Between 1964 and 1990, oil company Texaco – which merged with Chevron in 2001 – caused one of the world’s greatest environmental disasters. The oil in the waste product dumped in the Ecuadorian Amazon over this period is estimated to be 30 times the amount spilt in the Exxon Valdez disaster
This created a social disaster for the poor farmers and indigenous people and living there by contaminating the rivers used for drinking, bathing and fishing and which resulted in serious health problems.
Chevron’s lead representative in Ecuador admitted that billions of gallons of waste product were poured into the Amazon waterways. But it never carried out a meaningful clean up.
Twenty years ago this month, tens of thousands of local people organized themselves into the Amazon Defense Front and filed private legal actions to demand compensation.

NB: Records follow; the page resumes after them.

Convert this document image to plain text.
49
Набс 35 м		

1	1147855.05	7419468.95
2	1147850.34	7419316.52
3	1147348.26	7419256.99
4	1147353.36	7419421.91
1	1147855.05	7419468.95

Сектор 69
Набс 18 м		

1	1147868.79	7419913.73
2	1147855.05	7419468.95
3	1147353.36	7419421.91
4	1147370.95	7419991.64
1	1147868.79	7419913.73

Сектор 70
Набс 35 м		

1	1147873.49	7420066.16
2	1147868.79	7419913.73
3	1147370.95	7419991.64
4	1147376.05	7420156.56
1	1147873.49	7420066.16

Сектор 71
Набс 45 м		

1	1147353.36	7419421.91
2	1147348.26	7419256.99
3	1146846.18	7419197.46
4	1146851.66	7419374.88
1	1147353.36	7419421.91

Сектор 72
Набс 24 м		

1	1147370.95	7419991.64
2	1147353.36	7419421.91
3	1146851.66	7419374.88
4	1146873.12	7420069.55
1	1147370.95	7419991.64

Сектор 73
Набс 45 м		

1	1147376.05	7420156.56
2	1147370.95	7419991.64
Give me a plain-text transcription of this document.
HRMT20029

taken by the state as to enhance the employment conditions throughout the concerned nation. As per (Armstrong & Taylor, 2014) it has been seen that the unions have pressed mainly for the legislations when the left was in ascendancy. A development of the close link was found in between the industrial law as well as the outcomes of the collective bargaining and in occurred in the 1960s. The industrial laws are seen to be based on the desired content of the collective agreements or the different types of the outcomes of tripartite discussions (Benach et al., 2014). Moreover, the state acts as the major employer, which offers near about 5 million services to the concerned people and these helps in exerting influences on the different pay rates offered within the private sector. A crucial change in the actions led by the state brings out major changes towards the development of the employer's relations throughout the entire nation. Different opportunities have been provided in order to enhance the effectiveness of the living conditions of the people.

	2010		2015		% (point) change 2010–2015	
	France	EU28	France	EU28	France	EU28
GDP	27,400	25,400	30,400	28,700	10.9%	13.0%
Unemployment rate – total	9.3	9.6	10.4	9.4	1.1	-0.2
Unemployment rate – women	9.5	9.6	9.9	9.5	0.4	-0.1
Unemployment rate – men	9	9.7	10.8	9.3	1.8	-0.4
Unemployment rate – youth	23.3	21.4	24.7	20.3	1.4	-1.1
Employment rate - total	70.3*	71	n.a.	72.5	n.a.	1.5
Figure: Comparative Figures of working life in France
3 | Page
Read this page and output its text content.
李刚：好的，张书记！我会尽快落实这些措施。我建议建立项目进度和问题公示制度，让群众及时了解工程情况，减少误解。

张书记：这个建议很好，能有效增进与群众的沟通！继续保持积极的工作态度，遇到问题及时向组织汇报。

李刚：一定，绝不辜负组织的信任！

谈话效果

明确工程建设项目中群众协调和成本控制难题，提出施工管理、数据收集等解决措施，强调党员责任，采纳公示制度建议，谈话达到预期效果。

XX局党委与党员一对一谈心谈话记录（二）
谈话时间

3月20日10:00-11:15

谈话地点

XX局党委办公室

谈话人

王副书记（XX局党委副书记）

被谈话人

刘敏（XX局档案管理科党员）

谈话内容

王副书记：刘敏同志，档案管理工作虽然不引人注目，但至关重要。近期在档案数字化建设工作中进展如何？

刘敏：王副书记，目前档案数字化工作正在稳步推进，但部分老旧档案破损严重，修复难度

Twenty years on justice is still being denied
After decades of campaigning, in 2011, an independent Ecuadorean court ordered Chevron to pay $19bn in compensation and remediation – a figure similar to the amount BP paid out for its spill in the Gulf of Mexico
But this corporate giant refuses to pay. Reports indicate that Chevron is spending hundreds of millions of dollars – more than it has paid on any clean up – on hundreds of lawyers and on political lobbying to deny its responsibilities. It has even taken legal action against the Ecuadorian government seeking to make it liable for any compensation that Chevron must pay, a move that if successful could devastate Ecuador’s public spending on health, education and other services.
We believe Chevron should not be allowed to escape justice. Its time Chevron compensated the Amazon communities for the vast damage it caused.
Caroline Lucas MP also signed an early day motion stating the UK Parliament “notes the huge environmental and social damage caused by oil giant Chevron-Texaco in the Ecuadorian Amazon; further notes that Chevron-Texaco admits to dumping billions of gallons of toxic waste into the Ecuadorian Amazon between 1964 and 1990; is concerned that this contaminated the rivers used by local people for drinking, bathing and fishing resulting in numerous health issues for the people living there; believes this is one of the world’s greatest environmental disasters with the oil dumped estimated to be roughly 30 times the amount spilt in the Exxon Valdez disaster; is concerned that Chevron-Texaco never carried out a meaningful clean up; congratulates the 30,000 local people who organised themselves into Amazon Defence Front and filed legal action against Chevron-Texaco to demand compensation; regrets that over the past 20 years Chevron-Texaco has not settled but used its financial advantage to oppose providing any compensation to the Amazonian communities; further notes that after decades of campaigning in 2011, an independent Ecuadorian court ordered Chevron-Texaco to pay $19 billion in compensation to the affected people; is concerned by reports that Chevron-Texaco has spent hundreds of millions of dollars in legal and lobbying fees to prevent compensation being paid; further notes that in contrast BP established a $20 billion fund to settle claims following the Gulf of Mexico oil spill; and calls for Chevron-Texaco to settle the compensation payment to the Amazon communities for the damage caused.”